Il magazzino low cost che fa rivivere i tempi dei vecchi ”jeansinari”

A migliaia da oltreconfine per gli acquisti da Mirella, dove anche i triestini però sono sempre più numerosi
Foto Bruni 09.10.14 magazzini Mirella, via Cavour
Foto Bruni 09.10.14 magazzini Mirella, via Cavour

Dopo i fasti degli anni Settanta e Ottanta, quando i mercatini di piazza Ponterosso e piazza della Libertà insieme ai negozi di Borgo Teresiano attiravano migliaia di acquirenti d’oltreconfine con un giro d’affari di miliardi delle vecchie lire, il fenomeno si era assopito, fin quasi a scomparire. Ma da qualche anno - e soprattutto negli ultimi mesi - nuove ondate di clienti arrivano in massa a Trieste, privati o proprietari di negozi delle vicine Slovenia e Croazia, per fare incetta di abiti a basso costo, spesso da rivendere nelle proprie città. Si fermano con camioncini, furgoni o arrivano con i pullman.

La mèta? Il grande magazzino di abbigliamento di corso Cavour, noto come Mirella anche se non esistono scritte né insegne che lo indichino. Un luogo pittoresco, tanto che appare ormai in alcuni libri, in molti siti turistici e in qualche portale web di viaggi, come su www.turistipercaso.it. E la merce a basso costo ha attirato anche l’attenzione di alcune nazionali di volley, a Trieste per i recenti Mondiali, che sono state viste far acquisti con tanto di trolley da riempire proprio dentro il negozio, incuriosite dal via via continuo di persone di fronte all’hotel in cui soggiornavano, appunto in corso Cavour.

Vestiti, scarpe, bigiotteria e biancheria difficilmente superano i 10 euro, sistemati in grandi cestoni o in infiniti appendiabiti che arrivano fino al soffitto. Anche l’orario è particolare: le porte si aprono alle 6 del mattino per chiudersi, a seconda del periodo dell’anno, tra le 18 e le 19. Alla cassa senza staccarsi un attimo dal lavoro c’è lei, Mirella, inavvicinabile. Dentro è un continuo andirivieni di persone, tra triestini - sempre più numerosi, complice la crisi - e tantissimi stranieri. Poco importa se i cartelli sono scritti spesso in un italiano strampalato, vedi “fousox” in offerta o “malia tutte le taglie”: in molti cedono al “fascino” della mutanda a un euro, della t-shirt a 2 o dell’abito a 3,50. Gli stessi commessi che accolgono la clientela arrivano d’oltreconfine, ma, oltre agli italiani, da un po’ di tempo sono anche cinesi.
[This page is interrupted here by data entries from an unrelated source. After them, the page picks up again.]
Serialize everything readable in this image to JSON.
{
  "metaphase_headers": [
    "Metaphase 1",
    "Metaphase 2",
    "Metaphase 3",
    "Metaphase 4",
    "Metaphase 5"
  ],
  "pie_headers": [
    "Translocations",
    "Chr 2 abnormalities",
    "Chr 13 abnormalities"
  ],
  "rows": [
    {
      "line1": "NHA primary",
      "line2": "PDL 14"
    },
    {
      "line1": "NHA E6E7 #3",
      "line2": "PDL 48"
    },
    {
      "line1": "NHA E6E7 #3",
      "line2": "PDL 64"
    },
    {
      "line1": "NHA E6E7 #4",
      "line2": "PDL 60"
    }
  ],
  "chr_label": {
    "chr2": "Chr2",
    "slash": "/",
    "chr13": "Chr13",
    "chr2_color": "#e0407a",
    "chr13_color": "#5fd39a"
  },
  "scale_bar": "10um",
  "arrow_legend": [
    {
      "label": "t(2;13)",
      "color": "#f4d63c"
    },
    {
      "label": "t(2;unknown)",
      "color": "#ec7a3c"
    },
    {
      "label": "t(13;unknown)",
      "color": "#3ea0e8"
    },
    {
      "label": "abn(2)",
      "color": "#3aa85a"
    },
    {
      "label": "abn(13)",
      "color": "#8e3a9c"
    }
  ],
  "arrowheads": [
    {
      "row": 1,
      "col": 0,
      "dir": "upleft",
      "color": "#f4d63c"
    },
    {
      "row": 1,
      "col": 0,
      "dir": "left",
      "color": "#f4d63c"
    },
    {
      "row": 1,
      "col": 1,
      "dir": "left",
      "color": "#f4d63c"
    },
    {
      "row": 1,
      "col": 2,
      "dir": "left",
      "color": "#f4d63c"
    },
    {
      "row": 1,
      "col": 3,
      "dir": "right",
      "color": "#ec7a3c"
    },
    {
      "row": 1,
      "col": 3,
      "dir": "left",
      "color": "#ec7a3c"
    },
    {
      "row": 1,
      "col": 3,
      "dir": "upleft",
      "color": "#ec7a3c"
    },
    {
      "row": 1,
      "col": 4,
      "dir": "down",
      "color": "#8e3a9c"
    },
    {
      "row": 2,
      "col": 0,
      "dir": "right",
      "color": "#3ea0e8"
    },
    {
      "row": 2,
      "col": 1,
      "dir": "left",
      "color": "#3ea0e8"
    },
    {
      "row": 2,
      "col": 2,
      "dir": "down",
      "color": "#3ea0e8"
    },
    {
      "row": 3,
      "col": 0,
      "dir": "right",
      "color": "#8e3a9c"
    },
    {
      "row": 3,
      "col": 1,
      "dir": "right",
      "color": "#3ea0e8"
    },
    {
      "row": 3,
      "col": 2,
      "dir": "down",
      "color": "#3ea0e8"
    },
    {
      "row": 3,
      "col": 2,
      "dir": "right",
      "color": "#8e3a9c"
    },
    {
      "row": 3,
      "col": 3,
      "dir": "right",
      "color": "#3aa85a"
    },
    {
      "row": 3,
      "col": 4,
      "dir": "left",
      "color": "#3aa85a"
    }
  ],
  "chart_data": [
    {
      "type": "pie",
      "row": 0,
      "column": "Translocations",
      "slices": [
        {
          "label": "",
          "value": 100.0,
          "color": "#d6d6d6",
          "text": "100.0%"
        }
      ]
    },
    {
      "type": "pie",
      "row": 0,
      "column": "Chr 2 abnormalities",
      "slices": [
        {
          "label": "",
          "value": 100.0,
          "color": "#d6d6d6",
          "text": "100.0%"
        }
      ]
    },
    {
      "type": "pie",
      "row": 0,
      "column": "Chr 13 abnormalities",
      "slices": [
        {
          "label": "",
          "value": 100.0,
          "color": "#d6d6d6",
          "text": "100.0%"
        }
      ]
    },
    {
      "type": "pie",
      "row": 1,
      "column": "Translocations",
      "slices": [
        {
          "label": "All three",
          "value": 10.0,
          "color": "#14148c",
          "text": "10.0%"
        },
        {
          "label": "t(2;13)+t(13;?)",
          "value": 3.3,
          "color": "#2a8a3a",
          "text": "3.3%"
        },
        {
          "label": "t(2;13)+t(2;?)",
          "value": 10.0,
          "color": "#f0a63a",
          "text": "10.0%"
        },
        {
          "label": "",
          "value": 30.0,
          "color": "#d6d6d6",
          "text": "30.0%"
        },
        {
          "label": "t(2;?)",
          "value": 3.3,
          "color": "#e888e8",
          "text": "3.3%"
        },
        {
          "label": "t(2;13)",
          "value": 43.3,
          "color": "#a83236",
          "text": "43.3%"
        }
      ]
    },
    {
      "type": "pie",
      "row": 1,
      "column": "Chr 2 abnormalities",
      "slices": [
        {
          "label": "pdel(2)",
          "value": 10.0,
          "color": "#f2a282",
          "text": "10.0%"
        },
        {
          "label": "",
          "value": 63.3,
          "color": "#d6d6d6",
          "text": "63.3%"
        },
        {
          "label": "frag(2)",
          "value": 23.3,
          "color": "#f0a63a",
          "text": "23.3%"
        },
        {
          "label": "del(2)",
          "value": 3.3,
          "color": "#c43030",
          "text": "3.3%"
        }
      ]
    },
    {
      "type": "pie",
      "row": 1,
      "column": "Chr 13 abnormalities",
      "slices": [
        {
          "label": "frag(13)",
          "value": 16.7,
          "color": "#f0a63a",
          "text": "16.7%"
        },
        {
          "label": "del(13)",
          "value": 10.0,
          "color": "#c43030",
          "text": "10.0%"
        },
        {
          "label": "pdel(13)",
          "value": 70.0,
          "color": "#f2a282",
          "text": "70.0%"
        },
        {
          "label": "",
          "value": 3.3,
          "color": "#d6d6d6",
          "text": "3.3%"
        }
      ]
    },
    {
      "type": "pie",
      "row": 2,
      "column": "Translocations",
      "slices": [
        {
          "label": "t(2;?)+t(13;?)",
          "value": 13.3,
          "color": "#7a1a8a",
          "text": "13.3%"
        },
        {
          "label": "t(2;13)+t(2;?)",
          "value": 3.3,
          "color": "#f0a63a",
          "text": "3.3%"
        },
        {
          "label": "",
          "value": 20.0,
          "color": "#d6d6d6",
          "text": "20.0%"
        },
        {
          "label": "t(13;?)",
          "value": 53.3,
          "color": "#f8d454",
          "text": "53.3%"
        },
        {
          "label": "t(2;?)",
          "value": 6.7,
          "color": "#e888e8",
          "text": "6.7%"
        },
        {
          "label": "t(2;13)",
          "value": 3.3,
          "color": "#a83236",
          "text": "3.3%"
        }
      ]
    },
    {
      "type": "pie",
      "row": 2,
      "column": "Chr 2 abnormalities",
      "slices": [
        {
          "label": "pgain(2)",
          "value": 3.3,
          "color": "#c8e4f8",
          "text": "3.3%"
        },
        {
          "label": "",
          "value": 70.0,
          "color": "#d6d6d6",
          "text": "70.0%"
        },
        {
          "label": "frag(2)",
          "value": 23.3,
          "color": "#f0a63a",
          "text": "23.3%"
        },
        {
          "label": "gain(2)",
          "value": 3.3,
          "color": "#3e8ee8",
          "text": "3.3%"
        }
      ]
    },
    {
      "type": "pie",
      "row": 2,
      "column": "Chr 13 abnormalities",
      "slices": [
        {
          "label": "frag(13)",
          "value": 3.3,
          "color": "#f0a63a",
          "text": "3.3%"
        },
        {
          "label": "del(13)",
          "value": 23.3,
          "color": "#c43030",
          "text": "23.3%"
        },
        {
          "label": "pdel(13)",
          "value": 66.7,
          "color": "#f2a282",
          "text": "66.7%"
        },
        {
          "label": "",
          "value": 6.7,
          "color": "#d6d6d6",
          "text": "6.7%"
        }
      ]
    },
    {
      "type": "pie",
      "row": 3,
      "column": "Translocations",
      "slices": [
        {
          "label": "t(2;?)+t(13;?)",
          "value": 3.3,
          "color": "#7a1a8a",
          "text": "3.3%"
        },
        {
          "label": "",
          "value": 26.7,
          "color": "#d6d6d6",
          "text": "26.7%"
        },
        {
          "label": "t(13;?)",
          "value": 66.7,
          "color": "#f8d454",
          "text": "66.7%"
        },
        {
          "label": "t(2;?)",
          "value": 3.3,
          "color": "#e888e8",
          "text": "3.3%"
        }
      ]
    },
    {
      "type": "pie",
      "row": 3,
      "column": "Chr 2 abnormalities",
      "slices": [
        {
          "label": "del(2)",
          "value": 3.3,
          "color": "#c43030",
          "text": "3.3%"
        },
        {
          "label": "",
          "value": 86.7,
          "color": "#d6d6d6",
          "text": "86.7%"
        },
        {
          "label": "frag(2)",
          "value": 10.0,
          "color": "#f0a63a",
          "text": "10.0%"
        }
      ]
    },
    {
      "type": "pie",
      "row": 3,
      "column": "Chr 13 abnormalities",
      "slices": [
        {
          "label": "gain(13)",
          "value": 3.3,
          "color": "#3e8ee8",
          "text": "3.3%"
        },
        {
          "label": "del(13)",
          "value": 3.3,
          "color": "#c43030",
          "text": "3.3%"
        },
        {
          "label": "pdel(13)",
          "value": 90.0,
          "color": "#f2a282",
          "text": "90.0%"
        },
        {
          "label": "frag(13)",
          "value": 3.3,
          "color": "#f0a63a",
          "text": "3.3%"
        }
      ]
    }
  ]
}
Insomma pure Mirella si è adeguata alla multiculturalità triestina. Fuori dall’ingresso ecco sostare gruppi di persone con borsoni enormi, pronti a salire sui mezzi con targa straniera o frotte di donne che attendono i mariti dopo aver riempito sacchi di roba.

Impossibile non ripensare agli scenari anni ’70 e ‘80. «All’epoca il giro d’affari era sostanzioso – ricorda Dario, commerciante negli “anni d’oro” – con la mia famiglia avevamo due chioschi davanti alla stazione centrale e poi alcuni negozi in Borgo Teresiano. Si lavorava tanto perché la Jugoslavia aveva 21 milioni di abitanti e moltissimi si rifornivano a Trieste. Non solo. Molti commercianti jugoslavi rivendevano a loro volta ai Paesi dell’Est. Ricordo bene i tanti pullman che arrivavano di continuo. Certo ci sono stati anche periodi bui, con la chiusura dei confini, ma è stato un momento di grandi guadagni per molti esercenti». Poi la crisi, a fine anni ’90. «La capacità d’acquisto si è ridotta e noi, come molti altri – conclude Dario – abbiamo venduto i nostri spazi ai cinesi». Mirella invece resiste, almeno per ora, baluardo “low cost” segnalato e consigliato anche da siti sloveni e croati.